Monday, July 18, 2011

AAAAAARRRRRGH!


Here is a blog post I probably won't end up posting. I'm feeling pretty pissy with the world, and I can't put my finger on exactly what's bothering me, so this is just a general vent.

1. Job
There are a million and one stupid and petty things that I have become responsible for here, and I just can't bring myself to care about them right now. I also feel as though I have convinced myself that my job is important and fulfilling when it's actually not so, and it's distracting me from doing something creative. I don't know what that creative thing is, but surely it's more important than being cc-ed on a million emails that I don't need to be cc-ed on? Or is it?!
2. Creativity
"Oh, what shows are you working on? Are you doing a lot of comedy right now? How is performing going?"
Awkward questions that I was asked about a hundred times this weekend. Um, no I'm not really performing. It really slows down during the summer. I'm taking a bit of a breather. Excuses! For the fact that I am lazy and not producing anything. For the fact that I'm too afraid to put myself out there. For the fact that I worry I'm not a very talented performer, and that's why I chose to throw myself into my inconsequential, meaningless job. Instead of actually taking a risk and doing something that interests me. I watched my friends' Fringe plays with a lump in my throat, part jealousy and part wistful longing. And I can't figure out if it's because I want to be doing what they're doing, or if I still get that same feeling I used to when I perform. It's been so long since I've actually cared about a show, or a performance, or a piece of writing I've done. I hate everything that comes out of my mouth or flows out of my pen (or from my fingertips to my keyboard in most cases- who writes shit down with a pen anymore?!). I hate it or I think it's sub-par, and therefore I don't even really try. I just kind of slough it off like "Oh, this? This is just a shitty thing I wrote/made/performed in." I convince myself there are no stakes to it, I'm not heavily invested in it anyhow, so it doesn't really matter if I fail. Because I have already failed. I am a failure. Fail fail fail.
3. Family
This is going to sound really immature and stupid, but my stepsister didn't wish me a happy birthday on Facebook. I mean, why should she? We're not close. But if we're not close, why are we Facebook friends? And why am I friends with her husband? And why am I subjected to pictures of them and their baby and their cat? If they don't care, why should I? Why shouldn't I just subtract them from my friends list? My biological sister phoned me to wish me a happy birthday when she was in Dollarama. Thanks for the personal touch. Then she informs me, after not speaking to me for months (and to be honest, I didn't call her either because I don't have the energy) that she wants to come and visit me for a week.
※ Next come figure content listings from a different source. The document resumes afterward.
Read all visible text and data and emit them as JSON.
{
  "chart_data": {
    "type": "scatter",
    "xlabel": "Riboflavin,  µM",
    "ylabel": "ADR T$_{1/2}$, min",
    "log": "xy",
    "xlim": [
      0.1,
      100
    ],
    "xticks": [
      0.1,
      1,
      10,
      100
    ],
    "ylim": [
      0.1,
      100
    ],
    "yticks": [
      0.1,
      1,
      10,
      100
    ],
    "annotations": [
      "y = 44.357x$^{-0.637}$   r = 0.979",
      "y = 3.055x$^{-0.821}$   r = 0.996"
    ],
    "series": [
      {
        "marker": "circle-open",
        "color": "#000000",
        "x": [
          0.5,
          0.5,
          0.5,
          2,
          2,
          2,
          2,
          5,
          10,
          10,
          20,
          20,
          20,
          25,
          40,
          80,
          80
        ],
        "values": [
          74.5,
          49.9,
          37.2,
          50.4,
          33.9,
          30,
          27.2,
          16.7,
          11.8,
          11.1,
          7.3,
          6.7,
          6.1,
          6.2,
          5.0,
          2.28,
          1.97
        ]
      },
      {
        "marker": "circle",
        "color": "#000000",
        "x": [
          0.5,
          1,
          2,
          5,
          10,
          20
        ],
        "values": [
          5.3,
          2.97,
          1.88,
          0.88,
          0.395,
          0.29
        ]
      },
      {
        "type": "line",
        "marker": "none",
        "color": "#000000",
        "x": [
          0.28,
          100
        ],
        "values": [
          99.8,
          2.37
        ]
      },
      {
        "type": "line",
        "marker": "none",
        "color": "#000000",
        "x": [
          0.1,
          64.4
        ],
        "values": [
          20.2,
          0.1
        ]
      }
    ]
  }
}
A WEEK?! First of all, I will be working at my dumb and inconsequential job (that I have convinced myself is important because then it doesn't sting too much that I am a failure as an artist- and it even makes me want to barf that I would ever refer to myself as an artist- because what was I really doing but going up on stage and making goofy faces) and I don't have time to entertain her or listen to how awesome she thinks she is for riding the streetcar all by herself.
I also haven't listen to the birthday message my dad left. Because I can't. I just can't listen to it. I wish I didn't have a dad. I don't wish my dad was dead, but I wish he would leave me alone forever. I wish my sister wouldn't try to encourage me to call him. I wish she didn't tell me that our dad is scared of me. I wish he just didn't care, so I could feel better about not caring about him. Our familial attachment is basically meaningless. When he would get angry at me when I was a kid, he would scream "How dare you speak to me like this? I HELPED BRING YOU INTO THIS WORLD." BIG FUCKING DEAL, I wanted to scream back. How hard is it to just donate some sperm? Really. The tough part is being a parent. Which he never was. So why start now?
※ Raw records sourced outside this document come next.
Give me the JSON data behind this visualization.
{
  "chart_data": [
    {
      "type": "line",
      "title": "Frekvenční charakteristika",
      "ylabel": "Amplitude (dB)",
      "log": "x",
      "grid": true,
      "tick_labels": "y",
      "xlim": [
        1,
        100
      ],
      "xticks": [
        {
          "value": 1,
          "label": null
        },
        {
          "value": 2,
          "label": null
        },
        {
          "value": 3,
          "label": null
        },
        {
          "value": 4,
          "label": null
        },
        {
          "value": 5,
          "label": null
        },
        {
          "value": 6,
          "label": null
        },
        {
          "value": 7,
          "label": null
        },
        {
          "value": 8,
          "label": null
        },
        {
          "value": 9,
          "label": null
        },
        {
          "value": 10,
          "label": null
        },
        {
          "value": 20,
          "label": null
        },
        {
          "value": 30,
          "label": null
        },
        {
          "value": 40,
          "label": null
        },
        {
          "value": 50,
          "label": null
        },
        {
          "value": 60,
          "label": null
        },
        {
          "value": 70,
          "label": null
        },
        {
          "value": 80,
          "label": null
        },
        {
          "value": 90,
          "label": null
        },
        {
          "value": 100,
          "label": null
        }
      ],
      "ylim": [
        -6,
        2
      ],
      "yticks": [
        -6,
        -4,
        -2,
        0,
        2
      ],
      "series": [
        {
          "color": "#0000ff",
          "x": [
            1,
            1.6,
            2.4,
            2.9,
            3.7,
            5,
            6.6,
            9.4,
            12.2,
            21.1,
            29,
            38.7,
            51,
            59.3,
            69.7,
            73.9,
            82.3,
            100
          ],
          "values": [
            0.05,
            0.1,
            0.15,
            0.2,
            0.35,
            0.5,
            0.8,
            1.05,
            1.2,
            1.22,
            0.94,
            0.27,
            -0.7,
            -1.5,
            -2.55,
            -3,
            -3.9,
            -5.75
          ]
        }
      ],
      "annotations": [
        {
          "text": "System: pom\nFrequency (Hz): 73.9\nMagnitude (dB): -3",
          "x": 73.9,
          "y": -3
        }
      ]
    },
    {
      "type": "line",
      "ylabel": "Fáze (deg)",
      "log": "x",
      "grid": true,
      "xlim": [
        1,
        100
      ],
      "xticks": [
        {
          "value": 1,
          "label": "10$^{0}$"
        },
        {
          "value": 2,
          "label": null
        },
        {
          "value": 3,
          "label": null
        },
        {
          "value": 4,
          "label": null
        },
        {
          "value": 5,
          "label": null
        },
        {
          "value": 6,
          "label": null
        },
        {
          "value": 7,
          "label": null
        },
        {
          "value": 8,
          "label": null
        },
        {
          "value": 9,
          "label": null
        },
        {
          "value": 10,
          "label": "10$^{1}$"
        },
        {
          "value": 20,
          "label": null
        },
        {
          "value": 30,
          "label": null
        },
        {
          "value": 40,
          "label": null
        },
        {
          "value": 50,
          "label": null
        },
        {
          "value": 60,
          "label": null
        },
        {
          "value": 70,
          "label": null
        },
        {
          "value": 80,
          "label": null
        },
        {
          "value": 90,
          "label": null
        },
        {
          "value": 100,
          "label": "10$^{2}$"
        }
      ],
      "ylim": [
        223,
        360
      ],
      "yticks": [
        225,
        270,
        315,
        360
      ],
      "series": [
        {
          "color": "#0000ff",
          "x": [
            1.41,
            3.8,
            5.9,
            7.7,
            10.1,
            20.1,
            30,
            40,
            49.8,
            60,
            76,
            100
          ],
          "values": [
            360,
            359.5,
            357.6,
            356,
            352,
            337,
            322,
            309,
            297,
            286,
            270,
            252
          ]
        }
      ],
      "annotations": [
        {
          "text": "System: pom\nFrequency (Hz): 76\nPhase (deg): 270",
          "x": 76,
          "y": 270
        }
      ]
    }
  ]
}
4. ME ANGRY, ME CAN'T FOCUS ON POSITIVE THINGS
I sound like a whiny child, and I want to punch myself and say "Look at all the awesome things you have going for you- like all your great friends, and the fact that you're not in debt, and someone loves you, and you have a beautiful home and clean water to drink and you're not dying from amoebic dysentery." But I don't say that to myself. I just carry on stomping my feet like a little stupid ball of temper tantrums. TANTRUMBALL. And I end up writing/saying things like everything I just wrote. And then I don't post them. Or I post them for about ten minutes to see if I can get any pity.